Le prospettive di lavoro però che questo villaggio ha da offrire sono scarse: gli aranceti inorgogliscono le vallate, ma non possono costituire una fonte di reddito per tutti. A Vakifli si lavorano tanto, tutto il giorno, per portare a casa solo quanto necessario per sopravvivere. “Se non lotti per denaro e lavoro, allora questo è un bel posto”, dice Toros. Un uomo del posto, semplice, la cui relazione più lunga è stata col suo cane, la simpatica Şirin.
Viken, un giovane laureato che ha deciso di non lavorare per le grosse aziende ma di produrre da sé i suoi frutti, dice che accetterebbe anche la compagnia di una donna non armena, pur di assicurare la continuità a questa comunità. “Siamo determinati a far sopravvivere questo villaggio, Vakifli ha i giorni contati”.
Tra 50 anni...
Una frase che risuona come un monito: "Tra cinquant'anni...". I giovani se ne vanno, non si formano nuove famiglie. Si ha la sensazione che le dolci colline si stiano svuotando.

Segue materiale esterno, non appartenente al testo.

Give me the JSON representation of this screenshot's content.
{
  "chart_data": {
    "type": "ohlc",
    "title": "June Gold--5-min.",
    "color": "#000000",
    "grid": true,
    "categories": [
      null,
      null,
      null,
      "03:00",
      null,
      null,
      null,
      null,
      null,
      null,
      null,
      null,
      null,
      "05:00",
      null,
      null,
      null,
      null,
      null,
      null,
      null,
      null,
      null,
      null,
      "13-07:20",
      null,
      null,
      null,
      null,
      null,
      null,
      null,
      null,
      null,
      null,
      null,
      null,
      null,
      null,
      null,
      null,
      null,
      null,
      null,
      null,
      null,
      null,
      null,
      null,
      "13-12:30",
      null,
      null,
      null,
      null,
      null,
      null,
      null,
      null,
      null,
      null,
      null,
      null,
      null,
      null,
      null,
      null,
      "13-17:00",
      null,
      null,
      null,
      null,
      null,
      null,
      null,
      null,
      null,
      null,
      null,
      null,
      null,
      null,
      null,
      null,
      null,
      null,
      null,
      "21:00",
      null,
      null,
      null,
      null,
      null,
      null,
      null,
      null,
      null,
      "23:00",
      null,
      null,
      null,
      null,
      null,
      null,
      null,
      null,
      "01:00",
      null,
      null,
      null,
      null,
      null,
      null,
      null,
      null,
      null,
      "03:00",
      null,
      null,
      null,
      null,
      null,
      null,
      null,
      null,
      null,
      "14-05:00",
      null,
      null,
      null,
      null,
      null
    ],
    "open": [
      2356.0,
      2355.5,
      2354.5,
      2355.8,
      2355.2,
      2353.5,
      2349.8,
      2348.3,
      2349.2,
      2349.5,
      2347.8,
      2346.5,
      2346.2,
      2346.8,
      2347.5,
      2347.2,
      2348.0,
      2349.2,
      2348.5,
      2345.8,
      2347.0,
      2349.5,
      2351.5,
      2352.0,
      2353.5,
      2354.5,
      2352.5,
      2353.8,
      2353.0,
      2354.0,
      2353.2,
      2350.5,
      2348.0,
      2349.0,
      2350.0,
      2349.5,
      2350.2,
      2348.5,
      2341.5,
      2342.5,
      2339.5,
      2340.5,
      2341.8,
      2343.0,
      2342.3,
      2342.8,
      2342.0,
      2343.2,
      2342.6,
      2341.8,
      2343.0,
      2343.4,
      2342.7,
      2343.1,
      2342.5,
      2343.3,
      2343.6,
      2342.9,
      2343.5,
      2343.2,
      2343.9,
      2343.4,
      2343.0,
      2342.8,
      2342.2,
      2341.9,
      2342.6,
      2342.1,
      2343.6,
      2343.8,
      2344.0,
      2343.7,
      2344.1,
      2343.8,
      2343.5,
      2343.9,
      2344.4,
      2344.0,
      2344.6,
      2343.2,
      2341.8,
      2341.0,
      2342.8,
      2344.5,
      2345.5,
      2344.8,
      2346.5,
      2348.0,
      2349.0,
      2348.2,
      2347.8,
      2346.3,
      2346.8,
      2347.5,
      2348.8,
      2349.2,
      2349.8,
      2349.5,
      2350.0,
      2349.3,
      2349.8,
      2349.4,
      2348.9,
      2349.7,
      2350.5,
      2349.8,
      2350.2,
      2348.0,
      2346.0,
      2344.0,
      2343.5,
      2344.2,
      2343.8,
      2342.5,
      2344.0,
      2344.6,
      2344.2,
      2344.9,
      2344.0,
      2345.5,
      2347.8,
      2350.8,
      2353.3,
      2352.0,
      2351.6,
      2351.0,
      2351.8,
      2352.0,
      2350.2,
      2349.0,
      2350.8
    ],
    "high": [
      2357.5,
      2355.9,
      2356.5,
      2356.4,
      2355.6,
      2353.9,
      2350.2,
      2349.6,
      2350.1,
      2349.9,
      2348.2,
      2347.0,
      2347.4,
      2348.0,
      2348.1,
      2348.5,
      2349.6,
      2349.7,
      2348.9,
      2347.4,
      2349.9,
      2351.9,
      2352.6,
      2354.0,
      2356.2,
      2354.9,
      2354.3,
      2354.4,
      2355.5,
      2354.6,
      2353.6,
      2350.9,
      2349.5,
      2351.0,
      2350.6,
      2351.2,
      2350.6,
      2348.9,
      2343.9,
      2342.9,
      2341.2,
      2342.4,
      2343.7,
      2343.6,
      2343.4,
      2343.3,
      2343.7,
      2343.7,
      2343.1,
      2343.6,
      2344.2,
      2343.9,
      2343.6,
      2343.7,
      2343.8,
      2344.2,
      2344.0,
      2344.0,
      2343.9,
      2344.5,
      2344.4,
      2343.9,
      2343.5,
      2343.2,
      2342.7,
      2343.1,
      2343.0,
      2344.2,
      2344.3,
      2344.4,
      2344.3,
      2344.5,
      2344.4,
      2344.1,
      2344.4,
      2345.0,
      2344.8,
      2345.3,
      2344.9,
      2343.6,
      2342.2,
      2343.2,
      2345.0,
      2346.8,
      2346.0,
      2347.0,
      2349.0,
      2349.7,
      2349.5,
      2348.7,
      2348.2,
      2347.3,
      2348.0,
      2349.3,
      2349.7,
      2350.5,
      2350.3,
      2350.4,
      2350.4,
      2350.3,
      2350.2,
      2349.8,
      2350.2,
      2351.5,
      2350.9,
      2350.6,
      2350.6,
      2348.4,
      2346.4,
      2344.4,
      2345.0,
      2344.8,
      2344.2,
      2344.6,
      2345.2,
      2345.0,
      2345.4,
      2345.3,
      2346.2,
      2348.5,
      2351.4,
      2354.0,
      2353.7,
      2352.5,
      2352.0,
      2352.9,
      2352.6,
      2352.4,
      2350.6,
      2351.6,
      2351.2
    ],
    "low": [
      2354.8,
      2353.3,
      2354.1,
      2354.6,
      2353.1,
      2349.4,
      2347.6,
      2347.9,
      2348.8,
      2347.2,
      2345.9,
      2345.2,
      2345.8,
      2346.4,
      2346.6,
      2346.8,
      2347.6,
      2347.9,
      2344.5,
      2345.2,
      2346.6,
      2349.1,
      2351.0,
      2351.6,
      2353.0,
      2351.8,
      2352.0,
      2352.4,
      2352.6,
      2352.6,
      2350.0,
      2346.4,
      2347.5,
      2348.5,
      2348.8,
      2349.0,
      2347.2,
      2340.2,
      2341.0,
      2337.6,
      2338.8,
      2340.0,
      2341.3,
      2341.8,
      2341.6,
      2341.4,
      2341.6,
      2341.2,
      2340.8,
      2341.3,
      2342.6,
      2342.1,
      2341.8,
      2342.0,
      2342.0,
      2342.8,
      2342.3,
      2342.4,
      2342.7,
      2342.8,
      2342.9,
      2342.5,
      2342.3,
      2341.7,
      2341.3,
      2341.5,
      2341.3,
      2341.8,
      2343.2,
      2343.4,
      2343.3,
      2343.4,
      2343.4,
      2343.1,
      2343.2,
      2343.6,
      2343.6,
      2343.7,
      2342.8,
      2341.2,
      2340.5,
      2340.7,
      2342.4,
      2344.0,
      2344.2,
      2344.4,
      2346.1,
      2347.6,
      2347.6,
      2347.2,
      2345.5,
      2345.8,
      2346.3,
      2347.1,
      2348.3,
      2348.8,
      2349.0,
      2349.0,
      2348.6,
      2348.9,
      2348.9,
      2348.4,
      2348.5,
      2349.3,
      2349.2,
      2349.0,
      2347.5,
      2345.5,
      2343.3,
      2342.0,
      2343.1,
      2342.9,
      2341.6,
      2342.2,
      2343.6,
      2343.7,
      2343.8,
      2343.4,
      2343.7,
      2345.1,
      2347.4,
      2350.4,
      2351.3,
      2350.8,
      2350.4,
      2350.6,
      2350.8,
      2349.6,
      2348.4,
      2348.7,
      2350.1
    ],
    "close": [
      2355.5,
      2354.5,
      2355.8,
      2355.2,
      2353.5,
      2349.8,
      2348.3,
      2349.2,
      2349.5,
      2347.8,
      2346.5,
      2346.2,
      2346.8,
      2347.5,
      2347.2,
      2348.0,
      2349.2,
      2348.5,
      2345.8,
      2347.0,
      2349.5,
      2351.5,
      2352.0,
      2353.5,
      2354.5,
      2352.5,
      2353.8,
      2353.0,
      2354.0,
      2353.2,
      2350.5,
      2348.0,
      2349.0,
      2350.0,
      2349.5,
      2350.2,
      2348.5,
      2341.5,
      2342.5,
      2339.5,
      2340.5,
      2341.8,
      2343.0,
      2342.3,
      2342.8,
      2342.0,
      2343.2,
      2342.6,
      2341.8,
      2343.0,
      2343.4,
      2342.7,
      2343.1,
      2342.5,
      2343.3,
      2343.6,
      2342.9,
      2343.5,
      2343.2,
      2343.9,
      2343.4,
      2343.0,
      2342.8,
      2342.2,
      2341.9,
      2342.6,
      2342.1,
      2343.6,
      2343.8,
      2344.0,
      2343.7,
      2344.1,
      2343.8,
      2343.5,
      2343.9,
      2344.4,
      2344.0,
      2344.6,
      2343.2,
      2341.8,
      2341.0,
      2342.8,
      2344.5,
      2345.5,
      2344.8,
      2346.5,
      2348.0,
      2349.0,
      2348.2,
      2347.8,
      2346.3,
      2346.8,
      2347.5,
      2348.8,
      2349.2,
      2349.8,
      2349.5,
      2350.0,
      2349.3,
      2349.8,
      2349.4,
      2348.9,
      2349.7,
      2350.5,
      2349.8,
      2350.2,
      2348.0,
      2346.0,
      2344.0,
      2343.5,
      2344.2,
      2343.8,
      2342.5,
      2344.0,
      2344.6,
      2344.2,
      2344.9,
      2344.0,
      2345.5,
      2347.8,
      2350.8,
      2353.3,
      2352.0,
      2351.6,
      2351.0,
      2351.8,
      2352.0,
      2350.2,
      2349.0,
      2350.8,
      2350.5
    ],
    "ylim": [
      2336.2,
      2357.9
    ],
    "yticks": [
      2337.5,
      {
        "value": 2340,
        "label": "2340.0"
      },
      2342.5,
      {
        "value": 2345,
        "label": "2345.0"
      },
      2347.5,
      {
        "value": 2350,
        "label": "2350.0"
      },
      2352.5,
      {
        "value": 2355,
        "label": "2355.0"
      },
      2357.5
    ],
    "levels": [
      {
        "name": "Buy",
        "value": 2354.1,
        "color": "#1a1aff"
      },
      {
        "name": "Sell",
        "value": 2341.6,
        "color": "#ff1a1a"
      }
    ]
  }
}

“Spero che Vakifli continui ad esistere come unico villaggio armeno in Turchia, ma sfortunatamente perderà le sue caratteristiche nei prossimi 50 anni. Così va la vita”, dice con una nota di amarezza la giovane Anus. “Ho iniziato i miei studi ad Istanbul e probabilmente rimarrò là per il resto della mia vita”, spiega Melina “ ma nel 2062, quando sarò in pensione, spero di tornare qui, così come fecero i miei zii, i miei nonni e tutti coloro che tornarono da fuori per vivere qui”.
Ognuno spera un giorno di tornare in una fiorente cittadina, che nel frattempo avrà accolto turisti e vecchi abitanti. Tra il desiderio di rimanere e le reali possibilità che questo villaggio ha da offrire, ci sono solo le speranze legate al turismo. “Rispetto al passato, possono accadere cose migliori. Le case, i frutteti, tante cose legate al turismo possono accadere. Con il turismo, la nostra popolazione può crescere”, si augura Viken che di abbandonare i suoi aranceti, non ha alcuna intenzione.